La noche española, noche de almagre y clavos de hierro, noche bárbara, con los pechos al aire, sorprendida por un telescopio único, agradaba al viajero enfriado. Gustaba su profundidad increíble donde fracasa la sonda, y se complacía en hundir sus pies en el lecho de cenizas y arena ardiente sobre el que descansaba.

El viajero andaba por el andén con una lógica de pez en el agua o de mosca en el aire; iba y venía, sin observar las largas paralelas tristes de los que esperan el tren.

Le tuve gran lástima porque sabía que estaba pendiente de una voz, y estar pendiente de una voz es como estar sentado en la guillotina de la Revolución francesa.

Tiro en la espalda, telegrama imprevisto, sorpresa. Hasta que el lobo cae en la trampa, no tiene miedo. Se disfruta el silencio y se gusta el latido de las venas. Pero esperar una sorpresa es convertir un instante, siempre fugaz, en un gran globo morado que permanece y llena toda la noche.

El ruido de un tren se acercaba confuso como una paliza.

Yo cogí mi maleta, mientras el hombre del traje blanco miraba en todas direcciones.

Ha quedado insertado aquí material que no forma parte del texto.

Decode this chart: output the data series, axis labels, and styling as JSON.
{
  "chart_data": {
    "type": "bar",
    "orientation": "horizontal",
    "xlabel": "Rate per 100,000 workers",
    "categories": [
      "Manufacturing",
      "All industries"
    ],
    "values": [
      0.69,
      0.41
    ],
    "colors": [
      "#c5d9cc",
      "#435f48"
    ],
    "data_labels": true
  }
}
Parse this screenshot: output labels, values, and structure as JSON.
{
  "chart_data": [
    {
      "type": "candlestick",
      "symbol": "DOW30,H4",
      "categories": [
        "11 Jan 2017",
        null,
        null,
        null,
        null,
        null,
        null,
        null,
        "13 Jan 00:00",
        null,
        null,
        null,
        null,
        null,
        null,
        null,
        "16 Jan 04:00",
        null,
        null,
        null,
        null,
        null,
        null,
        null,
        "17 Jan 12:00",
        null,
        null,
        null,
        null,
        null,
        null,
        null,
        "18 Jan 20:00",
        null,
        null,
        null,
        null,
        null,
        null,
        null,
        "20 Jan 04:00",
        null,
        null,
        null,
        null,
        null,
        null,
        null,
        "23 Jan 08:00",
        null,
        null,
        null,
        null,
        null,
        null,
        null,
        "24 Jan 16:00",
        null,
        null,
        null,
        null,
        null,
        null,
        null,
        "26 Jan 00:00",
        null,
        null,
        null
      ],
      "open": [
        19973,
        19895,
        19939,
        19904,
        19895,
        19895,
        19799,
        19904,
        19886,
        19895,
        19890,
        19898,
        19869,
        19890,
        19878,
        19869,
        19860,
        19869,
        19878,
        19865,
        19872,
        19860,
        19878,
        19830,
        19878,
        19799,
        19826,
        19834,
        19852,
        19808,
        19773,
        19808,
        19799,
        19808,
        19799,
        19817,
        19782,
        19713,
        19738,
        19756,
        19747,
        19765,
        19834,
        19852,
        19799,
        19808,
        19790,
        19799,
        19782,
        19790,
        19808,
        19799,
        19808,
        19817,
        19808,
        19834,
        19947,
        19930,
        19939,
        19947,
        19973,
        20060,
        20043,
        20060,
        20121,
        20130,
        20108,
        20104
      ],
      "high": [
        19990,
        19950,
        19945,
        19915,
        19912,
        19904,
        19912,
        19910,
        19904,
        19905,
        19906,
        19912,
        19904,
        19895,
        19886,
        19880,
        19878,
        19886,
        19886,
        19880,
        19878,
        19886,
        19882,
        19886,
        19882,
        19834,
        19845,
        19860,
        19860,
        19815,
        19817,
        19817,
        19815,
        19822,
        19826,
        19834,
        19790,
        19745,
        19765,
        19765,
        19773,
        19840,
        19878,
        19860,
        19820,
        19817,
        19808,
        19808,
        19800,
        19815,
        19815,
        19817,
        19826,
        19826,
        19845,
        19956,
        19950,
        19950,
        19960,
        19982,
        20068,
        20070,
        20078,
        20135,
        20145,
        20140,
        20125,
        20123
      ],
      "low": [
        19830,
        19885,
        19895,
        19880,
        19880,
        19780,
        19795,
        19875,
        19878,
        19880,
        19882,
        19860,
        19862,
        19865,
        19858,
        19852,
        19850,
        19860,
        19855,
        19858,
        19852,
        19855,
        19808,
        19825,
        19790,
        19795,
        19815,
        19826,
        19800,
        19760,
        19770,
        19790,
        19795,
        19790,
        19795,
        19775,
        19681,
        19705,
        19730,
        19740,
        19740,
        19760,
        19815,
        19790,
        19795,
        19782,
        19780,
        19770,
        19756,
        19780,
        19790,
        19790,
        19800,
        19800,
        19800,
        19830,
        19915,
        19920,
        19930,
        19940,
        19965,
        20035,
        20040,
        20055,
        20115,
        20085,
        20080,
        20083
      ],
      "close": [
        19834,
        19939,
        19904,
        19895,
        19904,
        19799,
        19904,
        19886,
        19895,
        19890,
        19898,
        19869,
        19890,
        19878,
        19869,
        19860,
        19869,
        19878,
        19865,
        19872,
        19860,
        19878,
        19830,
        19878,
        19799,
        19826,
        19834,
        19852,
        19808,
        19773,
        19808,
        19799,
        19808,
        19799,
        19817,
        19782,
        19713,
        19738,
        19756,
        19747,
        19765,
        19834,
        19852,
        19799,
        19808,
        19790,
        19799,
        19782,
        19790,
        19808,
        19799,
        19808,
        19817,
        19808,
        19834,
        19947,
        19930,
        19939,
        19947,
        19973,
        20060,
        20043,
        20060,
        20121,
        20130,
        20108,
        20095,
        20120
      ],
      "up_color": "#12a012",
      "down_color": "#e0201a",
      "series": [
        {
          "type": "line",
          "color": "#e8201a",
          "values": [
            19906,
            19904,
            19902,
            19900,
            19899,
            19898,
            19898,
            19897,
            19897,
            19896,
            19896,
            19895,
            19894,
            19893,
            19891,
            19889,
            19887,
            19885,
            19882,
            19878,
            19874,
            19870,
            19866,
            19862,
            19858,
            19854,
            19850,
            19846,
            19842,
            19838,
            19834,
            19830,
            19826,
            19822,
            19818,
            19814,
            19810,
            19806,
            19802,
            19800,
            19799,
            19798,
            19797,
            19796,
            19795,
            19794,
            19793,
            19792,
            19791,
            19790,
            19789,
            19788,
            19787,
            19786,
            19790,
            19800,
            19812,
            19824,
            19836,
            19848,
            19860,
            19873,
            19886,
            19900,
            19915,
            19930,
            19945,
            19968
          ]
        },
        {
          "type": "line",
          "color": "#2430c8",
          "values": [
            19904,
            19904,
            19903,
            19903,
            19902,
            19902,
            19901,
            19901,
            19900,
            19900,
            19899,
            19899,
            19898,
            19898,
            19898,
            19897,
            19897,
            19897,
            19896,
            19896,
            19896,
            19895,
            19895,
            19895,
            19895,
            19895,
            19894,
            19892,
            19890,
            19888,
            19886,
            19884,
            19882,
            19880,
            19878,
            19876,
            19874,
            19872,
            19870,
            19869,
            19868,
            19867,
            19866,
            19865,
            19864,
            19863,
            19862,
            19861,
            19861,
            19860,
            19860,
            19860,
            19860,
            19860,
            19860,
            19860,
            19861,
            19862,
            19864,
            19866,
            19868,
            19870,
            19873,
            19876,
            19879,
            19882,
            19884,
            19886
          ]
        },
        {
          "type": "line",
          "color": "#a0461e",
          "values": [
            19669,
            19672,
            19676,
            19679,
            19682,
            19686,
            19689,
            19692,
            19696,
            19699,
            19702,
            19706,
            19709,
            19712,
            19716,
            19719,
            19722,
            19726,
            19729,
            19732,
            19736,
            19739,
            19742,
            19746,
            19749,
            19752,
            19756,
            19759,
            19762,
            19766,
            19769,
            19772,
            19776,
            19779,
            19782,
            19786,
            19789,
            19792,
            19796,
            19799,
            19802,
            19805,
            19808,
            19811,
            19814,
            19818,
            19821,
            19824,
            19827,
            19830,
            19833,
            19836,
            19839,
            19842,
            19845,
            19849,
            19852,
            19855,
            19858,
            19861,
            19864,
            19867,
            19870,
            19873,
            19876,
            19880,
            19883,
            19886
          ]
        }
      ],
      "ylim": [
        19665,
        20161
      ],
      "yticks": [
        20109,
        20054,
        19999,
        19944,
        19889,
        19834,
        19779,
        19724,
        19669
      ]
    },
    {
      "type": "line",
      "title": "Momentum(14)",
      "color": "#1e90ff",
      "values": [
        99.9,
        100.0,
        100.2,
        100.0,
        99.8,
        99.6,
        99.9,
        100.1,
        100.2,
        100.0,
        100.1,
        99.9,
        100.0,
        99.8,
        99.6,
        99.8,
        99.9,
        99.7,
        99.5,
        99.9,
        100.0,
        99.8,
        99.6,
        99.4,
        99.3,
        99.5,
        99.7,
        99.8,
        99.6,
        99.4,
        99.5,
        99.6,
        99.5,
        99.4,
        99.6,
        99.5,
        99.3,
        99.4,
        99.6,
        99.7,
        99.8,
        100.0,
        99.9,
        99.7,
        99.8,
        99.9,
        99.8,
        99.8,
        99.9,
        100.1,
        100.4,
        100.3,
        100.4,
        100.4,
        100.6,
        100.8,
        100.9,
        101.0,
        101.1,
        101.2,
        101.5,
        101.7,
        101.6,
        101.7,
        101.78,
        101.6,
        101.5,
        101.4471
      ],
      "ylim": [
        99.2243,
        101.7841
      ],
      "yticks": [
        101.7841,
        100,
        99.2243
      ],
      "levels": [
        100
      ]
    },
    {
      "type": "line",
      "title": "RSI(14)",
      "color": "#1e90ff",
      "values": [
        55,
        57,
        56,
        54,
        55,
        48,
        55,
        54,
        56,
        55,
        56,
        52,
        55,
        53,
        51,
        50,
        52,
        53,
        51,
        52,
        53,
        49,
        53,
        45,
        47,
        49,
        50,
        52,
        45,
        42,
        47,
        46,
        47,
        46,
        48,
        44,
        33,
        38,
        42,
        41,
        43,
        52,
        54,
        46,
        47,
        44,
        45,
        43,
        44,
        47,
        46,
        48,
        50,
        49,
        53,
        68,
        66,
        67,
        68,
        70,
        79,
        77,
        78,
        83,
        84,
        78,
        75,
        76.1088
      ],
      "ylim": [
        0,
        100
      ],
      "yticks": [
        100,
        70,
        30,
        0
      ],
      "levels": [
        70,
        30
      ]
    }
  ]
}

Al fin una voz clara, estambre de un altavoz autoritario, clamó al fondo de la estación: "¡Lázaro! ¡Lázaro! ¡Lázaro!" Y el viajero echó a correr dócil, lleno de unción, hasta perderse en los últimos faroles.

En el instante de oír la voz: "¡Lázaro! ¡Lázaro! ¡Lázaro!", se me llenó la boca de mermelada de higuera.

Hace unos momentos que estoy en casa.

Sin sorpresa he hallado mi maletín vacío. Sólo unas gafas y un blanquísimo guardapolvo. Dos temas de viaje. Puros y aislados. Las gafas, sobre la mesa, llevaban al máximo su dibujo concreto y su fijeza extraplana. El guadapolvo se desmayaba en la silla en su siempre última actitud, con una lejanía poco humana ya, lejanía bajo cero de pez ahogado. Las gafas iban hacia un teorema geométrico de demostración exacta, y el guadapolvo se arrojaba a un mar lleno de naufragios y verdes resplandores súbitos. Gafas y guardapolvo. En la mesa y en la silla. Santa Lucía y San Lázaro.